How to Find your Writing Motivation

I believe there is a whole new circle in writing hell for articles of this very ilk (read, how to find your writing motivation) that pretty much tell you the following: suck it up, buttercup.

Whenever I come across one of those, I am immediately turned off. It’s a personal thing, you know. I am the person who would hit the highway as soon as they encountered a personal trainer who would use what they perceived as tough love as a way to motivate their clients. As a personal trainer myself (that feels like a lifetime ago), I found that accountability and strategy was my preferred way to keep people motivated – the tough love was always an encouragement, never an excuse to tell people they were lazy.

So, if you prefer someone to tell you that you don’t lack writing motivation, but you are just lazy, I am not your gal – you’ll find none of that here. 

As someone who loves studying productivity and made the quest for smart time-management part of her mission, I wholeheartedly believe for many the issue is one of willpower. I call this. willpower fatigue, yet the technical term is willpower depletion.

Numerous studies have been made and, for instance, Mark Muraven, PhD, of the University at Albany, and colleagues found that people who felt compelled to exert self-control (in order to please others, for example) were more easily depleted than people who were driven by their own internal goals and desires. 

Most studies on the matter seem to agree on the fact that the more our plate gets filled up during the day, the more our decision making will inherently suffer from it. With this in mind, these three tips are aimed at inspiring you to find the elusive motivation, we are all looking for.

Change your approach to writing 

This could mean a variety of things – yet, to me, it’s more about shaking up the way you write and/or your environment. One of my favourite tools for writing at home is Coffivity.  Available as a website and an app, Coffitivity brings the coffee shop into your living room. You can choose a selection of ambient background noises, including Brazil Bistro and the oh-so-pretentious Paris Paradise as a way to boost your creativity. You can even pop a croissant in the oven to bring back the smell of delicious buttery French pastry.

Another bold experiment could be dictating your own writing. On average, I can dictate 500 words in just about 10 minutes, counting on the fact I am taking my time to get the words right. Recently, we started using a desktop app called Otter.ai for our podcast transcripts, yet I have recently given it a go and transcribed one article I dictated straight into it from my laptop. 

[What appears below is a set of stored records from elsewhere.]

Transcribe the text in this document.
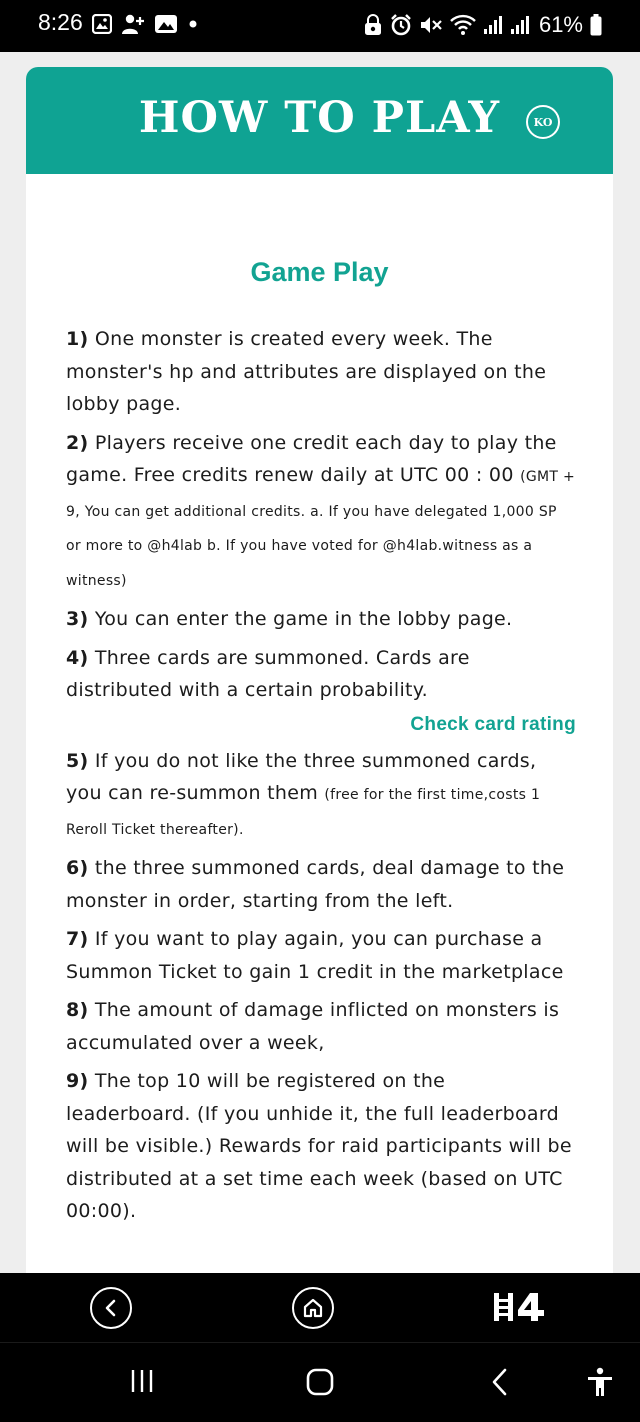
8:26	61%
HOW TO PLAY	KO
Game Play
1) One monster is created every week. The monster's hp and attributes are displayed on the lobby page.
2) Players receive one credit each day to play the game. Free credits renew daily at UTC 00 : 00 (GMT + 9, You can get additional credits. a. If you have delegated 1,000 SP or more to @h4lab b. If you have voted for @h4lab.witness as a witness)
3) You can enter the game in the lobby page.
4) Three cards are summoned. Cards are distributed with a certain probability.
Check card rating
5) If you do not like the three summoned cards, you can re-summon them (free for the first time,costs 1 Reroll Ticket thereafter).
6) the three summoned cards, deal damage to the monster in order, starting from the left.
7) If you want to play again, you can purchase a Summon Ticket to gain 1 credit in the marketplace
8) The amount of damage inflicted on monsters is accumulated over a week,
9) The top 10 will be registered on the leaderboard. (If you unhide it, the full leaderboard will be visible.) Rewards for raid participants will be distributed at a set time each week (based on UTC 00:00).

The accuracy level of the app is second to none, and it has a variety of features that even shocked me, as someone who has tried far too many tools in her days. I would recommend giving it a try to see if it can work for you.

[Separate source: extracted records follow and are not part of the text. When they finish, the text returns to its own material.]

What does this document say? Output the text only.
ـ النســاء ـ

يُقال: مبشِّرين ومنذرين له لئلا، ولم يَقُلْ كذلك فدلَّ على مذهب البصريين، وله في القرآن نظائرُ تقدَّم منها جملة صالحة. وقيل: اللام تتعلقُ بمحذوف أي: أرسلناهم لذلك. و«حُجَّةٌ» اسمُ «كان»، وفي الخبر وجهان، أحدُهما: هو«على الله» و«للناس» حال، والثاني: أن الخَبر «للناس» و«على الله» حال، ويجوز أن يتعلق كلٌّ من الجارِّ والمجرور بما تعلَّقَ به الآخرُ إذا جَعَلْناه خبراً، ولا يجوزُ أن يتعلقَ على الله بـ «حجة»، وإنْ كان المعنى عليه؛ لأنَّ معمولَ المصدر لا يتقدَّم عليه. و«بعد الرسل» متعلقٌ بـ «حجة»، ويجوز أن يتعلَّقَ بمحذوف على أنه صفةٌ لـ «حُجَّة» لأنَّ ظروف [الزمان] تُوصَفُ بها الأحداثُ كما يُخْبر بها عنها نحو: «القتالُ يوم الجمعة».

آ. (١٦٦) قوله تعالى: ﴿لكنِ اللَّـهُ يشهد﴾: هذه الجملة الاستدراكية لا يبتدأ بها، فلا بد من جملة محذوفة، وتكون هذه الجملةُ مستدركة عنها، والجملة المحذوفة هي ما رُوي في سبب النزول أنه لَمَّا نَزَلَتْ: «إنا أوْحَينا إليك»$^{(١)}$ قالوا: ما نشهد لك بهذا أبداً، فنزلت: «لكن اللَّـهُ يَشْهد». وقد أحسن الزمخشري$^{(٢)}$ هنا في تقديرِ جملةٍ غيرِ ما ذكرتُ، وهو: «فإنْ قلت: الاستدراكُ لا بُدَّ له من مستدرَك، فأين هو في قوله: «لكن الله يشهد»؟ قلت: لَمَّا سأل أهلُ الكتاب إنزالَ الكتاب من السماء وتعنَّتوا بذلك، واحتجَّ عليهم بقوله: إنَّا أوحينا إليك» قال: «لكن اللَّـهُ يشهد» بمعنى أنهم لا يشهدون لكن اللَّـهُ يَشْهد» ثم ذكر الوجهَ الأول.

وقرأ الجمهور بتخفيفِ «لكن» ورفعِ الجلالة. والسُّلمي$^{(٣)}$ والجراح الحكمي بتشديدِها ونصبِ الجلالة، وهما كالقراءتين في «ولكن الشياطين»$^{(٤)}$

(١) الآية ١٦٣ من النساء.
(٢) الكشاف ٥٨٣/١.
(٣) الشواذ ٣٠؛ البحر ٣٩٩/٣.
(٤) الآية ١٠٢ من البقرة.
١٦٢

Action step: download Coffivity and put that in the background, or maybe sign up for Otter.ai and try dictating your next piece. Shake your routine up!

Find fresh ways to get inspired with new ideas

Not all of us get showered with new ideas daily – this is why an idea bank is so important. There is a multitude of ways you can go about finding new ideas. Asking powerful questions is a great way to get started. My favourite way for example is to take my Sunday mornings to read through my RSS feed and save any interesting pieces, or research studies related to what I love talking and writing about. 

Having an easy way for you to jot down ideas as soon as they come to you is a very important and simple trick. If you’re feeling stuck, today may be a good day to invest in a notepad to write down those ideas which will help you during those weeks when you lack inspiration.

Journal reasons why you love writing

If you solely write for the money, the passion will become harder and harder to ignite. When I was desperately trying to fit writing in whilst running three startups, I lost all of my passion for the trade. Let me tell you, for someone who cried when they received the first paperback of her book, it’s quite an unusual turn of events. 

Every time I have writer’s block, I spend some time journalling out what I do love about writing. Just like my daily gratitude list, I stop and write down as many positive aspects of writing as I can. Sometimes, I go down memory lane and write about my first ever novel. Or I go to my memory box and get out the first home-bound version of my collection of short stories my mum did for me. 

Reminding myself that for 20 years I knew I wanted to be a writer, helps me when I have been stuck in a rut for too long. 

Action step: try this today and write down a list of all the reasons why you love writing.

Last but not least, just forget your content calendar

This may be shocking coming from me but some weeks all you have to do is forget what you are supposed to write and just meet a blank page. Let it guide you, for goodness sake. This is why most of us start writing. We see infinite possibilities in a blank page – the chance to talk to hundreds of people in the comfort of their homes, in an intimate and unique setting. There is an infinite amount of magic in there. 

I hope this piece helped you to find the motivation you needed, and you’ll try one of these techniques to reignite that fire.